Kıyamet öncesi giyindiğimiz her
kıyafetti, tutuşan yüreklerin kâbusu iken çaresizlik ve elem belki de düş
yakasında şehrin, bir şiirdi aşkı tetikleyen tıpkı zamansız açan bir gonca gibi
yüreğin pervasızlığı.
Ve nöbetteydi şair karanlığın hicvine
tanık metruk bir düş adeta ve işte kımıltılarına şahit oldu gecenin kulakları
tırmalayan sessizliğin ne çok da yeis saklı fıtratında gizemli şairin.
Bir geçişti madem gece.
İştiyakta aşkın devasa rahmeti.
Şehir kundaklandı ve şair de: yanan
güneşin tetikleyicisi her imge sağalttı da göğün karanlık fonunda bir badire
daha atlatmak adına ne zoruna sözcüklerin yalarken yüzünü mısra mısra ve
kekremsi yalnızlık varsa yoksa muhatabı yüce Yaradan ve sırdaşı dualarda izini
süren kelam ve selam ve aciz faninin noksan mizacı.
Bir muhabbetti elbet soytarı gözyaşı
ve tutuklu dilinde turuncuya çalan o yalnızlık kimi zaman siyahın matemi ile
örtüşen çılgın mihrap, kayıtsızlığın dibine vurup sırdaşı nice şüheda yaşanmışlık.
Bir lanetti giyinen beşerin solundaki
cepken.
Bir sureydi elbet huzura mizansen.
Kükreyen her namede ayyuka çıkan o
fısıltı elbet kulaktan kulağa yayılan iç sesi görgüsüz mizacın.
Kayrasında iniltilere maruz kaldı
evren belki de dillenmeyen maruzat sadece ve sadece Allah katında mubah
görkemli çaresizlik yana yakıla resmini çizen sefil fırça bazense şairin elinde
kalemi duvarları boyayan her rengi ve duyguyu şiire döken bir eksen.

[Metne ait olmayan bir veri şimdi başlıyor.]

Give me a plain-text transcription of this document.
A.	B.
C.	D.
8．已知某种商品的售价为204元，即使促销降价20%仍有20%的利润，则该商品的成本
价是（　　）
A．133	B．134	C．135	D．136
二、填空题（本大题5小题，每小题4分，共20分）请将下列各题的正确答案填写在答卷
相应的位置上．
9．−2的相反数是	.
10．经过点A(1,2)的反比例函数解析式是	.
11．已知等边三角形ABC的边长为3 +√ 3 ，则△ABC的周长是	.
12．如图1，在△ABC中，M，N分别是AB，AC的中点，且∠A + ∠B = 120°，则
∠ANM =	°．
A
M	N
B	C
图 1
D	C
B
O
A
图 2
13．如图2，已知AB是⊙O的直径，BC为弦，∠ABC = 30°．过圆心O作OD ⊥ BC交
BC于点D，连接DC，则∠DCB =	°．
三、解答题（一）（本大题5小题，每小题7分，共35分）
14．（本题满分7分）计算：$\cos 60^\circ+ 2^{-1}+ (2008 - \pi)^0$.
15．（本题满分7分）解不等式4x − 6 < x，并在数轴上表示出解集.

Dokunuşu kusursuz matemin.
Aşkın kudretine yenik düşen her na’şı
usulca yüreğine çekip sarıp sarmalayan bir anne sıcaklığında göğsündeki
sevgiyle ve aç bırakmadığı evladı niyazlarından da eksik etmediği muteber
dilekler bir goncanın çaresizliğinde uluyan gök kubbe ve sarmalında hidayetin
içine dönük bir hüzzam şarkı misali, nakaratında künyesini aşk diye sezen
aslında genelinde ömrün aşkla büyüyen ve yürüyen bir serenat bir de öykündüğü
kıblede açmadan solan kıyamet çiçekleri nezdinde yalnız ve bakir gölgelerin,
surlara serilmiş binlerce imge.
Bir nidadan kopan hece gibi.
Bir heceden uzaklaşan imleç ve
soruların bağdaşık hükmünde tek bir katreden dahi soyutlayamadığı benliği ne de
olsa yaşadığı ve yasadığı uzağında kalamadığı bir zümre bazen kopan kıyamette
aşk iken alıcısı yüreğin ve özlem iken yayılan dalga dalga tıpkı aşkın alnına
koyduğu o busede saklı firarı imkânsızlığın bir de beyitlere serili her hecede
kopan fırtına.
Ta ki lades diyene kadar şair.
Ta ki özündekini sunarken altın bir
rahlede.
Makamı mı belirsizliğin yoksa metruk
bir bina mı kimsesizliğin sayacında birbirini kovalayan her rakam özdeşleşirken
güneşin sağanağa nispet yapan ateşine de fevri bir selam ve bağdaş kurduğu
yeryüzünde fermanı her hâlükârda asılı kalan yürekten de coşan bir kıvanç gibi
ve coşkunun sönmeyen ferinde bir matem gibi hükmünü süren bilinmezliğin fecrine
yenik düşen.
Düş yakasında şehrin…
Düşmez iken düş yakasından aşkın ve
özlemin.
Düzenbaz kehanetlerde aslında
yaftalanan mevsim gibi belki de yardığı çukura gizlenmek adına şairin öznesi
iken aşk ve şehrin öznesi iken düş minvalinde, girift heceler aslında terk
edilmişliğin ve yalnızlığın hikâyesini yazarken gün ve gece.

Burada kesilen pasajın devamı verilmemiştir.